Offers $8.2 billion for BC coal assets ahead of a merger that provides Teck shareholders 24% stake in MetalCo.

Teck Resources Ltd. continues to rebuff an increasingly aggressive buyout bid by Glencore, which hopes to merge with the Canadian mining company and then create two new companies that would advance the coal and metals assets resulting from the combined portfolio.

This plan to create separate coal and metal mining companies is a continuation of a demerger strategy set in motion by Teck, except on a much grander scale.

Teck first announced a strategy in February to move its steelmaking coal unit into Elk Valley Resources, which would be a world-leading steelmaking coal mining company that would export premium coal mined from Teck's current operations in Southern British Columbia.

Under this plan, Teck's portfolio of copper- and zinc-forward metals mining operations would be advanced by Teck Metals, a name that better reflects the new focus of the envisioned growth-oriented and low-cost base metals mining company.

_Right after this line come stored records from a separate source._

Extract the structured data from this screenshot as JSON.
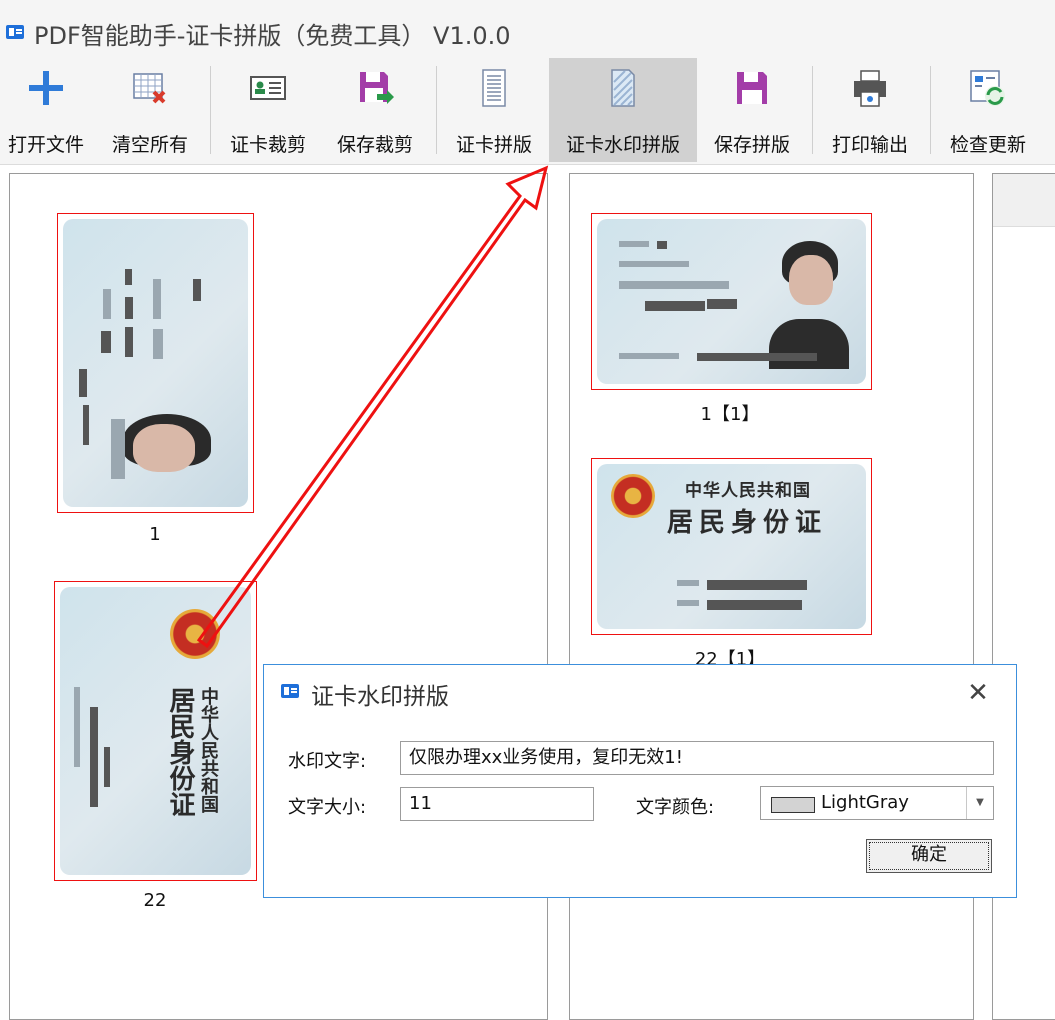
{
  "window": {
    "title": "PDF智能助手-证卡拼版（免费工具） V1.0.0"
  },
  "toolbar": {
    "open_file": "打开文件",
    "clear_all": "清空所有",
    "card_crop": "证卡裁剪",
    "save_crop": "保存裁剪",
    "card_layout": "证卡拼版",
    "watermark_layout": "证卡水印拼版",
    "save_layout": "保存拼版",
    "print_output": "打印输出",
    "check_update": "检查更新"
  },
  "left_panel": {
    "captions": [
      "1",
      "22"
    ]
  },
  "middle_panel": {
    "captions": [
      "1【1】",
      "22【1】"
    ],
    "card_title_line1": "中华人民共和国",
    "card_title_line2": "居民身份证"
  },
  "dialog": {
    "title": "证卡水印拼版",
    "watermark_label": "水印文字:",
    "watermark_value": "仅限办理xx业务使用，复印无效1!",
    "size_label": "文字大小:",
    "size_value": "11",
    "color_label": "文字颜色:",
    "color_value": "LightGray",
    "ok_label": "确定"
  },
  "colors": {
    "accent": "#3c8fdc",
    "highlight_red": "#e11111",
    "swatch": "#d3d3d3"
  }
}
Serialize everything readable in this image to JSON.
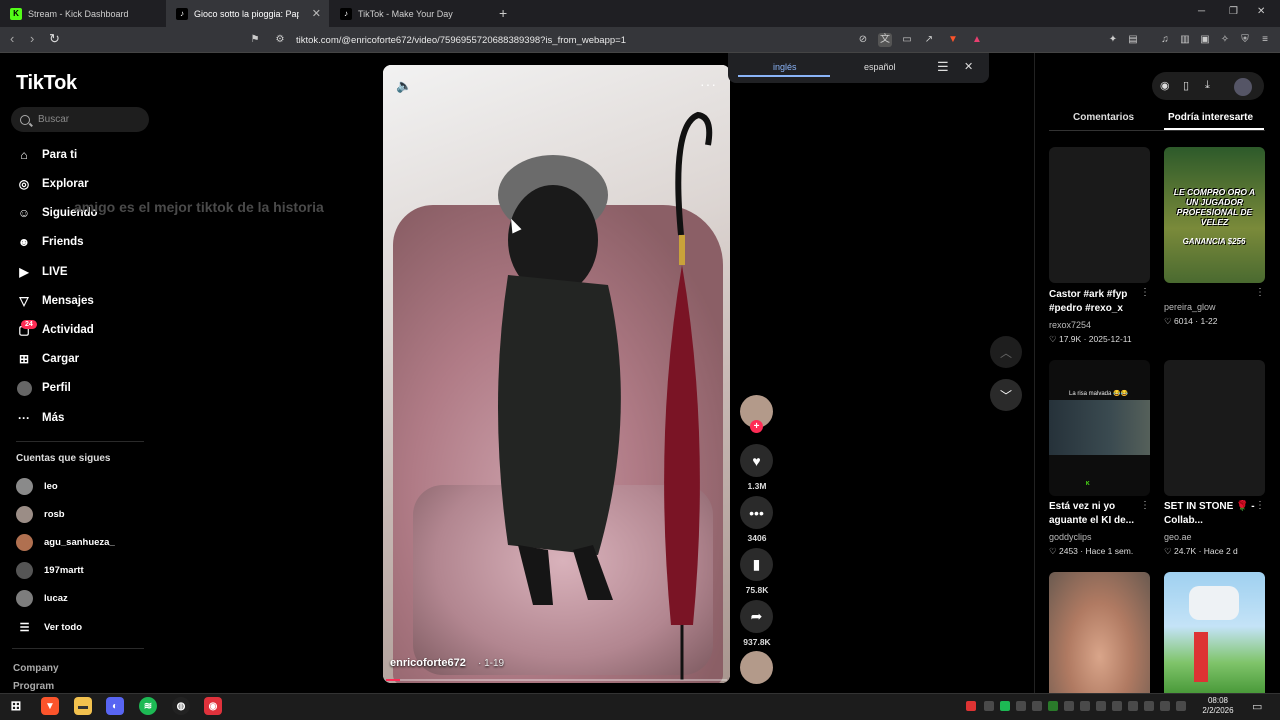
{
  "browser": {
    "tabs": [
      {
        "label": "Stream - Kick Dashboard",
        "icon": "kick-icon",
        "active": false
      },
      {
        "label": "Gioco sotto la pioggia: Papà …",
        "icon": "tiktok-icon",
        "active": true
      },
      {
        "label": "TikTok - Make Your Day",
        "icon": "tiktok-icon",
        "active": false
      }
    ],
    "new_tab": "+",
    "window_controls": {
      "minimize": "─",
      "restore": "❐",
      "close": "✕"
    },
    "url": "tiktok.com/@enricoforte672/video/7596955720688389398?is_from_webapp=1"
  },
  "translate": {
    "source": "inglés",
    "target": "español"
  },
  "sidebar": {
    "logo": "TikTok",
    "search_placeholder": "Buscar",
    "nav": [
      {
        "label": "Para ti",
        "icon": "home-icon"
      },
      {
        "label": "Explorar",
        "icon": "compass-icon"
      },
      {
        "label": "Siguiendo",
        "icon": "following-icon"
      },
      {
        "label": "Friends",
        "icon": "friends-icon"
      },
      {
        "label": "LIVE",
        "icon": "live-icon"
      },
      {
        "label": "Mensajes",
        "icon": "messages-icon"
      },
      {
        "label": "Actividad",
        "icon": "activity-icon"
      },
      {
        "label": "Cargar",
        "icon": "upload-icon"
      },
      {
        "label": "Perfil",
        "icon": "profile-icon"
      },
      {
        "label": "Más",
        "icon": "more-icon"
      }
    ],
    "activity_badge": "24",
    "following_title": "Cuentas que sigues",
    "following": [
      "leo",
      "rosb",
      "agu_sanhueza_",
      "197martt",
      "lucaz"
    ],
    "see_all": "Ver todo",
    "footer": [
      "Company",
      "Program"
    ]
  },
  "overlay_caption": "amigo es el mejor tiktok de la historia",
  "video": {
    "author": "enricoforte672",
    "date": "· 1-19",
    "progress": 0.04
  },
  "actions": {
    "likes": "1.3M",
    "comments": "3406",
    "saves": "75.8K",
    "shares": "937.8K"
  },
  "right_panel": {
    "tabs": [
      "Comentarios",
      "Podría interesarte"
    ],
    "cards": [
      {
        "title": "Castor #ark #fyp #pedro #rexo_x",
        "user": "rexox7254",
        "likes": "17.9K",
        "date": "2025-12-11",
        "thumb": "blank"
      },
      {
        "title": "",
        "user": "pereira_glow",
        "likes": "6014",
        "date": "1-22",
        "thumb": "text",
        "thumb_text": "LE COMPRO ORO A UN JUGADOR PROFESIONAL DE VELEZ",
        "thumb_sub": "GANANCIA $256"
      },
      {
        "title": "Está vez ni yo aguante el KI de...",
        "user": "goddyclips",
        "likes": "2453",
        "date": "Hace 1 sem.",
        "thumb": "screen",
        "thumb_text": "La risa malvada 😂😂"
      },
      {
        "title": "SET IN STONE 🌹 - Collab...",
        "user": "geo.ae",
        "likes": "24.7K",
        "date": "Hace 2 d",
        "thumb": "blank"
      },
      {
        "title": "",
        "user": "",
        "likes": "",
        "date": "",
        "thumb": "face"
      },
      {
        "title": "",
        "user": "",
        "likes": "",
        "date": "",
        "thumb": "game"
      }
    ]
  },
  "taskbar": {
    "time": "08:08",
    "date": "2/2/2026"
  }
}
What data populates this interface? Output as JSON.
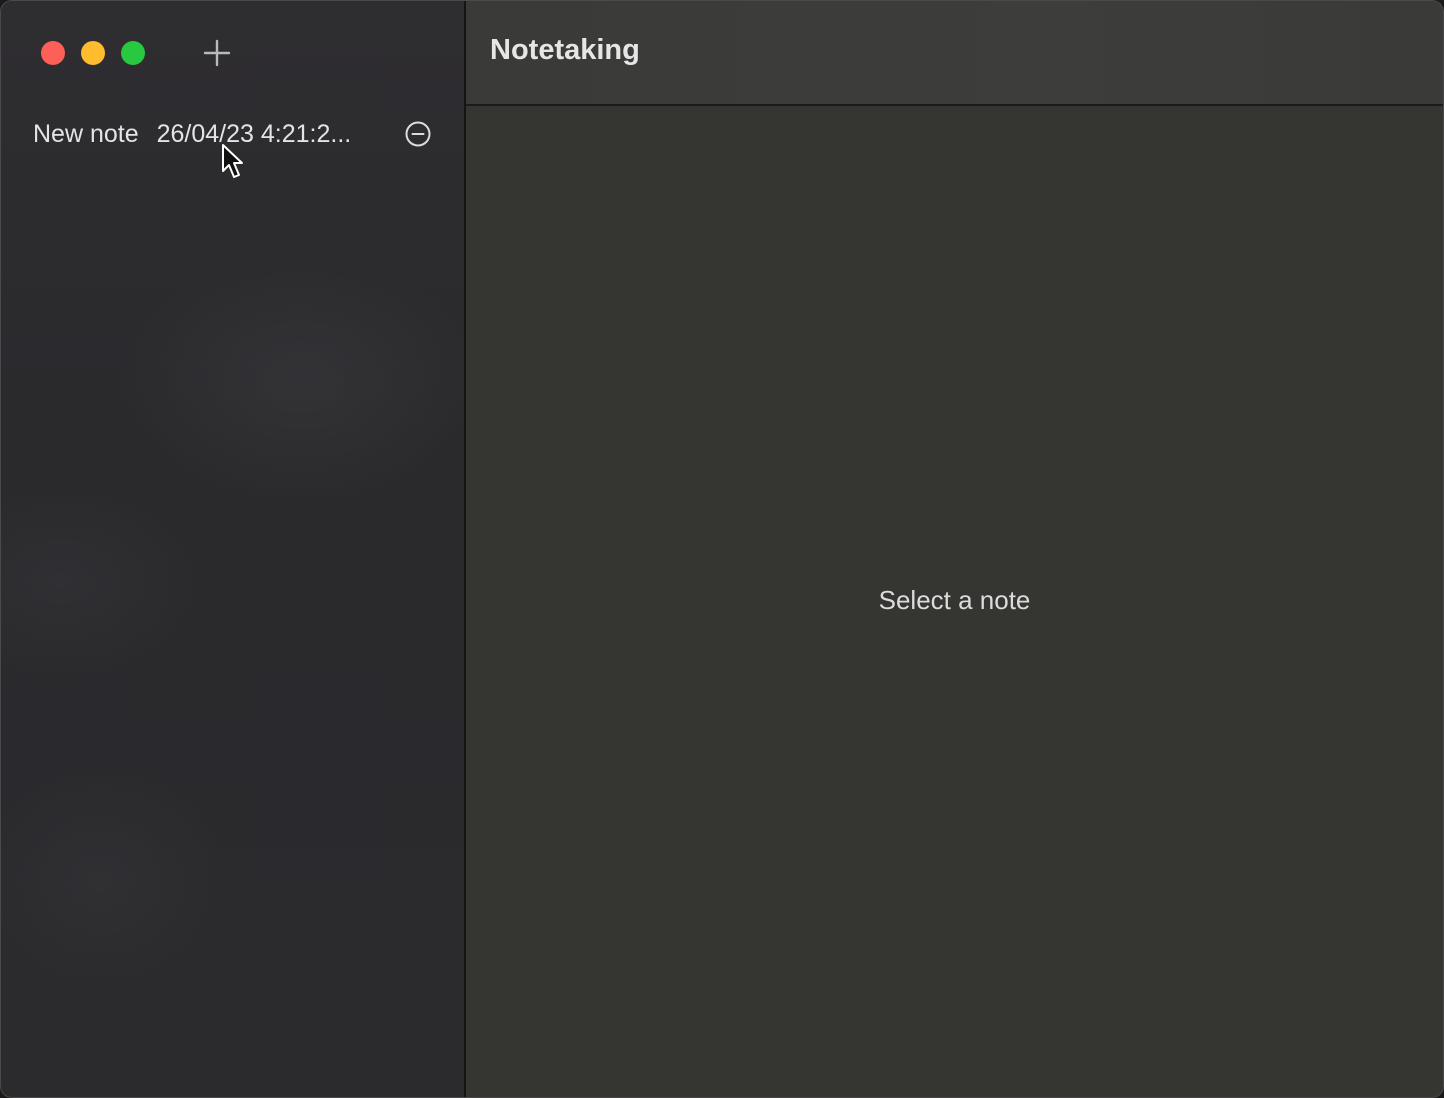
{
  "window": {
    "controls": [
      "close",
      "minimize",
      "maximize"
    ]
  },
  "sidebar": {
    "add_icon": "plus-icon",
    "notes": [
      {
        "title": "New note",
        "date": "26/04/23 4:21:2...",
        "remove_icon": "minus-circle-icon"
      }
    ]
  },
  "main": {
    "title": "Notetaking",
    "placeholder": "Select a note"
  },
  "colors": {
    "close": "#fe5f57",
    "minimize": "#febc2e",
    "maximize": "#28c840",
    "sidebar_bg": "#2b2b2e",
    "content_bg": "#353532"
  }
}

"We are confident that pursuing this plan will position both businesses for even greater success, allow shareholders to optimize their exposure to the different underlying commodities, and support a sustainable future for the benefit of employees, local communities, and Indigenous peoples," said Teck Resources Chair Sheila Murray.

In an April 3 statement confirming that it has put in a bid to buy out Teck, Glencore said it plans to carry forward the demerging strategy put in motion by Teck.

The decoupled metals and coal businesses proposed by the world's largest mining company, however, would look much different than Teck originally had in mind.

"The Glencore proposal would expose Teck shareholders to a large thermal coal business, an oil trading business and significant jurisdictional risk, all of which would negatively impact the value potential of Teck's business, is contrary to our ESG commitments and would transfer significant value to Glencore at the expense of Teck shareholders," said Teck Resources CEO Jonathan Price.

Due to the ESG implications and other risks involved, Teck has strongly encouraged its shareholders to reject the Glencore offer in favor of its own demerger plans.

During an April 10 presentation, Teck said the "fundamental flaws of Glencore's proposal make it a non-starter and Glencore's track record makes it an unsuitable acquirer."

$8.2B cash for coal business

To address concerns regarding Teck shareholder exposure to thermal coal, Glencore has put an alternative offer on the table that would pay Teck shareholders US$8.2 billion in cash for the company's coal assets.

Glencore says this is a fair offer for Teck's steelmaking coal assets in BC when you consider Teck shareholder ownership and Nippon Steel Corp.'s proposal to pay C$1 billion (US$740 million) in cash for a 10% stake in Elk Valley Resources Ltd., the name of Teck's proposed new coal company.

Under Glencore's newest proposal, Teck shareholders would also own a 24% stake in the MetalCo, the placeholder name for a company that would hold Glencore and Teck's combined portfolio of world-class metals and minerals assets, as well as Glencore's metals and non-coal energy marketing division, recycling businesses, and investment in Canadian grain handling business Viterra.

"We continue to believe that the proposed transaction, being a merger and not a takeover, provides a compelling value proposition to Teck shareholders who will fully/disproportionately participate in the value creation, synergies and upside, and is a superior transaction to the proposed Teck separation." Glencore CEO Gary Nagle penned in a proposal letter to Teck's board.

Stock market ticker board backdrops a smartphone with Glencore logo.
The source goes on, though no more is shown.